Intanto perchè i pit bull sono cani che non possono condividere i box con altri cani, e questo riduce enormemente i “posti” al canile. Sono anche cani che hanno bisogno di potersi sfogare all’aperto ma non con gli altri ospiti del canile, costringendo i volontari a farli uscire in turni sfalsati. E poi, come già detto, sono difficili da dare in adozione, perchè, fra pregiudizio ed impegno, non sempre si trova l’affidatario giusto.
«Noi volontari, all’arrivo dei primi pit bull, ci siamo documentati e abbiamo anche seguito dei corsi di formazione per poterli gestire e seguire al meglio.
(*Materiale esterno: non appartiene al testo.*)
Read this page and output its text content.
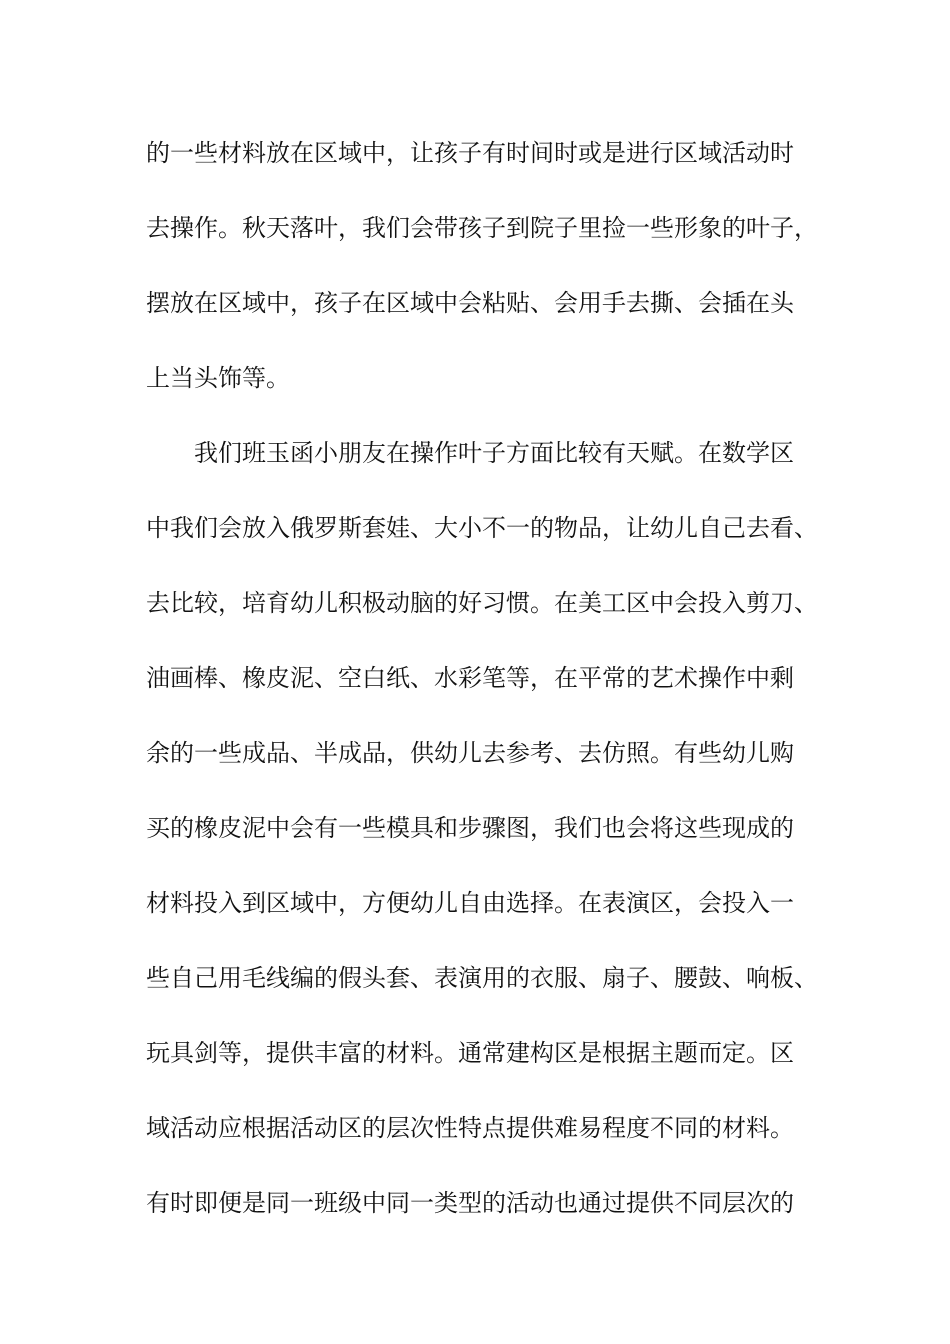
的一些材料放在区域中，让孩子有时间时或是进行区域活动时
去操作。秋天落叶，我们会带孩子到院子里捡一些形象的叶子，
摆放在区域中，孩子在区域中会粘贴、会用手去撕、会插在头
上当头饰等。
我们班玉函小朋友在操作叶子方面比较有天赋。在数学区
中我们会放入俄罗斯套娃、大小不一的物品，让幼儿自己去看、
去比较，培育幼儿积极动脑的好习惯。在美工区中会投入剪刀、
油画棒、橡皮泥、空白纸、水彩笔等，在平常的艺术操作中剩
余的一些成品、半成品，供幼儿去参考、去仿照。有些幼儿购
买的橡皮泥中会有一些模具和步骤图，我们也会将这些现成的
材料投入到区域中，方便幼儿自由选择。在表演区，会投入一
些自己用毛线编的假头套、表演用的衣服、扇子、腰鼓、响板、
玩具剑等，提供丰富的材料。通常建构区是根据主题而定。区
域活动应根据活动区的层次性特点提供难易程度不同的材料。
有时即便是同一班级中同一类型的活动也通过提供不同层次的
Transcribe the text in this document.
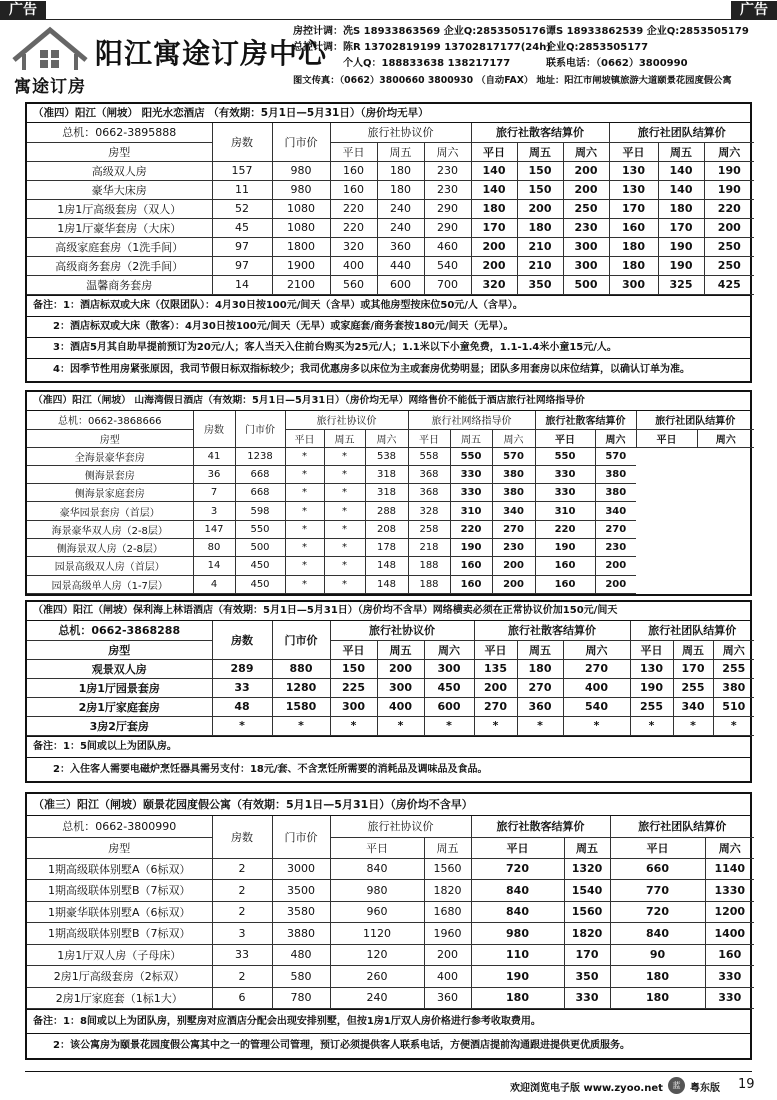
广告	广告
寓途订房
阳江寓途订房中心
房控计调：冼S 18933863569 企业Q:2853505176 谭S 18933862539 企业Q:2853505179
总控计调：陈R 13702819199 13702817177(24h)
企业Q:2853505177
个人Q：188833638 138217177	联系电话：（0662）3800990
图文传真：（0662）3800660 3800930 （自动FAX） 地址：阳江市闸坡镇旅游大道颐景花园度假公寓
（准四）阳江（闸坡） 阳光水恋酒店 （有效期：5月1日—5月31日）（房价均无早）
总机：0662-3895888	房数	门市价	旅行社协议价			旅行社散客结算价			旅行社团队结算价		
房型			平日	周五	周六	平日	周五	周六	平日	周五	周六
高级双人房	157	980	160	180	230	140	150	200	130	140	190
豪华大床房	11	980	160	180	230	140	150	200	130	140	190
1房1厅高级套房（双人）	52	1080	220	240	290	180	200	250	170	180	220
1房1厅豪华套房（大床）	45	1080	220	240	290	170	180	230	160	170	200
高级家庭套房（1洗手间）	97	1800	320	360	460	200	210	300	180	190	250
高级商务套房（2洗手间）	97	1900	400	440	540	200	210	300	180	190	250
温馨商务套房	14	2100	560	600	700	320	350	500	300	325	425
备注：1：酒店标双或大床（仅限团队）：4月30日按100元/间天（含早）或其他房型按床位50元/人（含早）。
　　2：酒店标双或大床（散客）：4月30日按100元/间天（无早）或家庭套/商务套按180元/间天（无早）。
　　3：酒店5月其自助早提前预订为20元/人；客人当天入住前台购买为25元/人；1.1米以下小童免费，1.1-1.4米小童15元/人。
　　4：因季节性用房紧张原因，我司节假日标双指标较少；我司优惠房多以床位为主或套房优势明显；团队多用套房以床位结算，以确认订单为准。
（准四）阳江（闸坡） 山海湾假日酒店（有效期：5月1日—5月31日）（房价均无早）网络售价不能低于酒店旅行社网络指导价
总机：0662-3868666	房数	门市价	旅行社协议价			旅行社网络指导价			旅行社散客结算价		旅行社团队结算价	
房型			平日	周五	周六	平日	周五	周六	平日	周六	平日	周六
全海景豪华套房	41	1238	*	*	538	558	550	570	550	570		
侧海景套房	36	668	*	*	318	368	330	380	330	380		
侧海景家庭套房	7	668	*	*	318	368	330	380	330	380		
豪华园景套房（首层）	3	598	*	*	288	328	310	340	310	340		
海景豪华双人房（2-8层）	147	550	*	*	208	258	220	270	220	270		
侧海景双人房（2-8层）	80	500	*	*	178	218	190	230	190	230		
园景高级双人房（首层）	14	450	*	*	148	188	160	200	160	200		
园景高级单人房（1-7层）	4	450	*	*	148	188	160	200	160	200		
（准四）阳江（闸坡）保利海上林语酒店（有效期：5月1日—5月31日）（房价均不含早）网络横卖必须在正常协议价加150元/间天
总机：0662-3868288	房数	门市价	旅行社协议价			旅行社散客结算价			旅行社团队结算价		
房型			平日	周五	周六	平日	周五	周六	平日	周五	周六
观景双人房	289	880	150	200	300	135	180	270	130	170	255
1房1厅园景套房	33	1280	225	300	450	200	270	400	190	255	380
2房1厅家庭套房	48	1580	300	400	600	270	360	540	255	340	510
3房2厅套房	*	*	*	*	*	*	*	*	*	*	*
备注：1：5间或以上为团队房。
　　2：入住客人需要电磁炉烹饪器具需另支付：18元/套、不含烹饪所需要的消耗品及调味品及食品。
（准三）阳江（闸坡）颐景花园度假公寓（有效期：5月1日—5月31日）（房价均不含早）
总机：0662-3800990	房数	门市价	旅行社协议价		旅行社散客结算价		旅行社团队结算价	
房型			平日	周五	平日	周五	平日	周六
1期高级联体别墅A（6标双）	2	3000	840	1560	720	1320	660	1140
1期高级联体别墅B（7标双）	2	3500	980	1820	840	1540	770	1330
1期豪华联体别墅A（6标双）	2	3580	960	1680	840	1560	720	1200
1期高级联体别墅B（7标双）	3	3880	1120	1960	980	1820	840	1400
1房1厅双人房（子母床）	33	480	120	200	110	170	90	160
2房1厅高级套房（2标双）	2	580	260	400	190	350	180	330
2房1厅家庭套（1标1大）	6	780	240	360	180	330	180	330
备注：1：8间或以上为团队房，别墅房对应酒店分配会出现安排别墅，但按1房1厅双人房价格进行参考收取费用。
　　2：该公寓房为颐景花园度假公寓其中之一的管理公司管理，预订必须提供客人联系电话，方便酒店提前沟通跟进提供更优质服务。
欢迎浏览电子版 www.zyoo.net	蓝 粤东版 19
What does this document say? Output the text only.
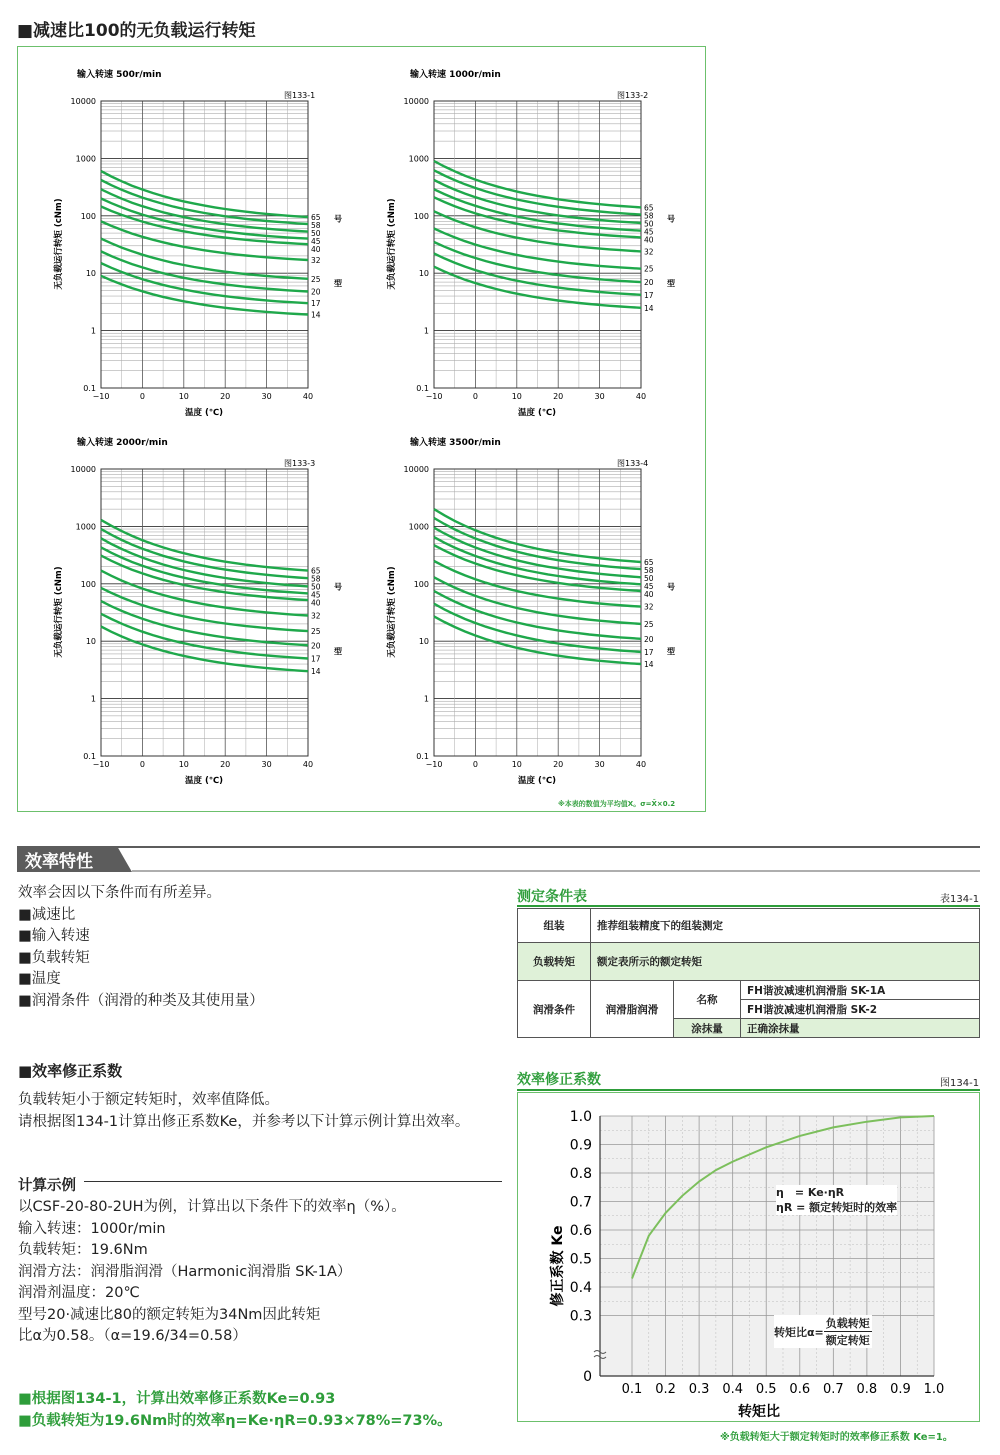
■减速比100的无负载运行转矩
输入转速 500r/min
图133-1
10000
1000
100
10
1
0.1
−10	0	10	20	30	40
65
58
50
45
40
32
25
20
17
14
号
型
温度 (℃)
无负载运行转矩 (cNm)
输入转速 1000r/min
图133-2
10000
1000
100
10
1
0.1
−10	0	10	20	30	40
65
58
50
45
40
32
25
20
17
14
号
型
温度 (℃)
无负载运行转矩 (cNm)
输入转速 2000r/min
图133-3
10000
1000
100
10
1
0.1
−10	0	10	20	30	40
65
58
50
45
40
32
25
20
17
14
号
型
温度 (℃)
无负载运行转矩 (cNm)
输入转速 3500r/min
图133-4
10000
1000
100
10
1
0.1
−10	0	10	20	30	40
65
58
50
45
40
32
25
20
17
14
号
型
温度 (℃)
无负载运行转矩 (cNm)
※本表的数值为平均值X。σ=X̄×0.2
效率特性
效率会因以下条件而有所差异。
■减速比
■输入转速
■负载转矩
■温度
■润滑条件（润滑的种类及其使用量）
■效率修正系数
负载转矩小于额定转矩时，效率值降低。
请根据图134-1计算出修正系数Ke，并参考以下计算示例计算出效率。
计算示例
以CSF-20-80-2UH为例，计算出以下条件下的效率η（%）。
输入转速：1000r/min
负载转矩：19.6Nm
润滑方法：润滑脂润滑（Harmonic润滑脂 SK-1A）
润滑剂温度：20℃
型号20·减速比80的额定转矩为34Nm因此转矩
比α为0.58。（α=19.6/34=0.58）
■根据图134-1，计算出效率修正系数Ke=0.93
■负载转矩为19.6Nm时的效率η=Ke·ηR=0.93×78%=73%。
测定条件表	表134-1
组装	推荐组装精度下的组装测定		
负载转矩	额定表所示的额定转矩		
润滑条件	润滑脂润滑	名称	FH谐波减速机润滑脂 SK-1A
			FH谐波减速机润滑脂 SK-2
		涂抹量	正确涂抹量
效率修正系数	图134-1
1.0
0.9
0.8
0.7
0.6
0.5
0.4
0.3
0
0.1 0.2 0.3 0.4 0.5 0.6 0.7 0.8 0.9 1.0
转矩比
修正系数 Ke
η　= Ke·ηR
ηR = 额定转矩时的效率
转矩比α=
负载转矩
额定转矩
※负载转矩大于额定转矩时的效率修正系数 Ke=1。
Queste nostre esperienze vengono trasmesse a coloro che intendono adottarli, con un affancamento prima in canile e poi a casa anche se consigliamo sempre un percorso serio con un educatore».
Ma per un’adozione che va a buon fine, sono ancora troppi i pit bull “condannati” alla solitudine.
«L’unica soluzione è la sterlizzazione, anche perchè spesso nel nostro canile, ma anche negli altri, arrivano animali anche da altre parti dell’Italia. Purtroppo internet è stato deleterio per il dilagare di questo fenomeno – spiega ancora Alessia – tanti comprano un pit bull tramite annunci on line e poi, quando se lo trovano in casa, si rendono conto di non essere in grado di occuparsene ma non possono restituirlo e lo abbandonano».
La volontaria ricorda anche gli obblighi dei padroni di pit bull come di ogni altro cane: al compimento del mese di vita, ogni cucciolo deve essere microchippato, vaccinato e, in caso di cessione, deve registrare il passaggio ad altro privato.
«E’ davvero un peccato che i pit bull vengano demonizzati e dipinti come cani feroci – conclude Alessia – Non hanno alcuna responsabilità delle loro caratteristiche e basterebbe che venissero gestiti da persone responsabili che non si lasciano influenzare dalle “mode” che purtroppo imperversano anche nella scelta di un cane».